Few New Englanders require a reminder that the Patriots came up 3 points short of a second straight Super Bowl appearance and what would have been the seventh of the Tom Brady/Bill Belichick era.
With that lost opportunity still a matter of lingering frustration as the Broncos and Panthers prepare to square off in Super Bowl 50, even fewer probably care that the broadcast tandem for Sunday's game is the one that has narrated approximately 90 Patriots games since 2004.
The familiar voices are in Santa Clara, even if the familiar local team is not. Jim Nantz will call his fourth Super Bowl and Phil Simms his eighth, and for better or worse, you know what to expect with that broadcast, friends.
"I think once we get to the game coverage, it will pretty much be what you're used to seeing [on Super Bowl coverage]," acknowledged CBS Sports chairman Sean McManus.
The game itself undoubtedly will draw an enormous audience; the Patriots' victory over the Seahawks in Super Bowl XLIX on NBC was the most-watched broadcast in United States television history, with an average of 114.4 million viewers. The game is such an ingrained cultural event that it would draw massive numbers even if Gilbert Gottfried handled play-by-play and Sofia Vergara provided the color analysis.
"It's always by far the highest-rated show of the year, and nothing even comes close to it in terms of viewership," McManus said. "It's more than a television show. There's no other day like it in terms of people coming together, families and friends, to watch something, and hopefully they're doing it over five or six hours, which means they're also watching the pregame show."
The more compelling aspects of CBS's broadcast should come during that four-hour pregame show, which begins at 2 p.m. and is hosted by the venerable James Brown. He is joined on "Super Bowl Today" by analysts Tony Gonzalez, Boomer Esiason, Bill Cowher, and Bart Scott, as well as insider Jason La Canfora and officiating expert (CBS's term, not mine) Mike Carey, live from Santa Clara. Guests will include Saints coach Sean Payton, Ravens wide receiver Steve Smith Sr., and Jets receiver Brandon Marshall.
With the NFL emphasizing and celebrating the milestone Super Bowl this year (gold 50-yard lines and all), it's no surprise that the pregame show will focus on history. While there will be the standard interviews — Simms with John Elway, Cowher with Peyton Manning, and Brown with Cam Newton — CBS also has six significant features planned, as well as several shorter vignettes.

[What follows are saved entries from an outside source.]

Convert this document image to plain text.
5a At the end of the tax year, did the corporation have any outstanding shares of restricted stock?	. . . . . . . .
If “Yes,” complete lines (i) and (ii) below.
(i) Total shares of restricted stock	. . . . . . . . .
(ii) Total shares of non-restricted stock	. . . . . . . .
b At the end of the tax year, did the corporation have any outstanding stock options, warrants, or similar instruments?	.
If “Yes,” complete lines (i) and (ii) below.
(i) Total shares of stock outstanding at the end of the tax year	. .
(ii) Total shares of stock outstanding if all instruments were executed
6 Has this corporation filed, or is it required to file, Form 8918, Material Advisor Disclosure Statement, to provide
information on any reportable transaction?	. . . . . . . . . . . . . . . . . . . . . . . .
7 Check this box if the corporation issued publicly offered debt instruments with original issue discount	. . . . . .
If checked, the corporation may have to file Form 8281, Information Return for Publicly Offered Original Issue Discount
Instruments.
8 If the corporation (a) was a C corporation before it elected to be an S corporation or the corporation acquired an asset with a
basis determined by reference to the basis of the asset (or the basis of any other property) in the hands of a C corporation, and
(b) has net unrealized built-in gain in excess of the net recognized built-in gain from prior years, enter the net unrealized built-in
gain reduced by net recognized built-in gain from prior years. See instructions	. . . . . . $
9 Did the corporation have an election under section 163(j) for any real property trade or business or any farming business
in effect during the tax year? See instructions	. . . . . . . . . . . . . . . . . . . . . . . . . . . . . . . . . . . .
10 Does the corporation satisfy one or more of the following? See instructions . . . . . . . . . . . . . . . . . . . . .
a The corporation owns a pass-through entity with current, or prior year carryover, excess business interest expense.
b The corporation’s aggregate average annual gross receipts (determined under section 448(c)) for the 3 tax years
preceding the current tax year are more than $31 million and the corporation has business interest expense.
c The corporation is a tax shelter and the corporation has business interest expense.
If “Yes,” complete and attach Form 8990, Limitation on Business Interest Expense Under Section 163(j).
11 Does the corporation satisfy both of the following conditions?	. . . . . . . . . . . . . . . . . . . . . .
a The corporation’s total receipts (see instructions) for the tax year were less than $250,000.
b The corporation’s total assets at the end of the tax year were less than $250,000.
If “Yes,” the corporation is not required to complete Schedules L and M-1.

Belichick will contribute to one of the vignettes, narrating a piece on NFL Films founder Ed Sabol and his son Steve's contributions to the league. That should qualify as must-watch. But there are other interesting segments planned, including a gathering of the six living men who have called Super Bowls: Nantz, Joe Buck, Dick Enberg, Greg Gumbel, Al Michaels, and 91-year-old Jack Whitaker, who called Super Bowl I for CBS in 1967, the first of the network's 19 Super Bowl broadcasts. (The game also aired on NBC that year.)
During a couple of the features, CBS will attempt to bolster them with technology. "A Revised History of the Buffalo Bills" looks at Scott Norwood's missed field goal that would have won Super Bowl XXV, and the Bills' tortured history since, including four consecutive Super Bowl losses. The segment reimagines how Bills history might have gone had the kick not sailed wide right. It sounds like more what-if torture for Buffalo fans on top of the superb recent "30 For 30" titled "The Four Falls of Buffalo."
CBS also says it will recreate one of the most famous plays in football history — "The Catch," by 49ers receiver Dwight Clark in the 1981 NFC Championship game — but with a technological twist: CBS is presenting it as the longest touchdown catch in the world. I haven't seen how they will go about accomplishing this, but The Catch seemed memorable enough without adding bells and whistles.
Then again, diehard football fans aren't always the target audience on Super Bowl Sunday, as Brown notes.
"I think we've found the right balance for the length of the pregame show,'' said Brown. "There are so many casual fans who haven't watched football all year long. So you have to have elements that appeal to the wide range of the audience that will set the stage for what they see in the game itself."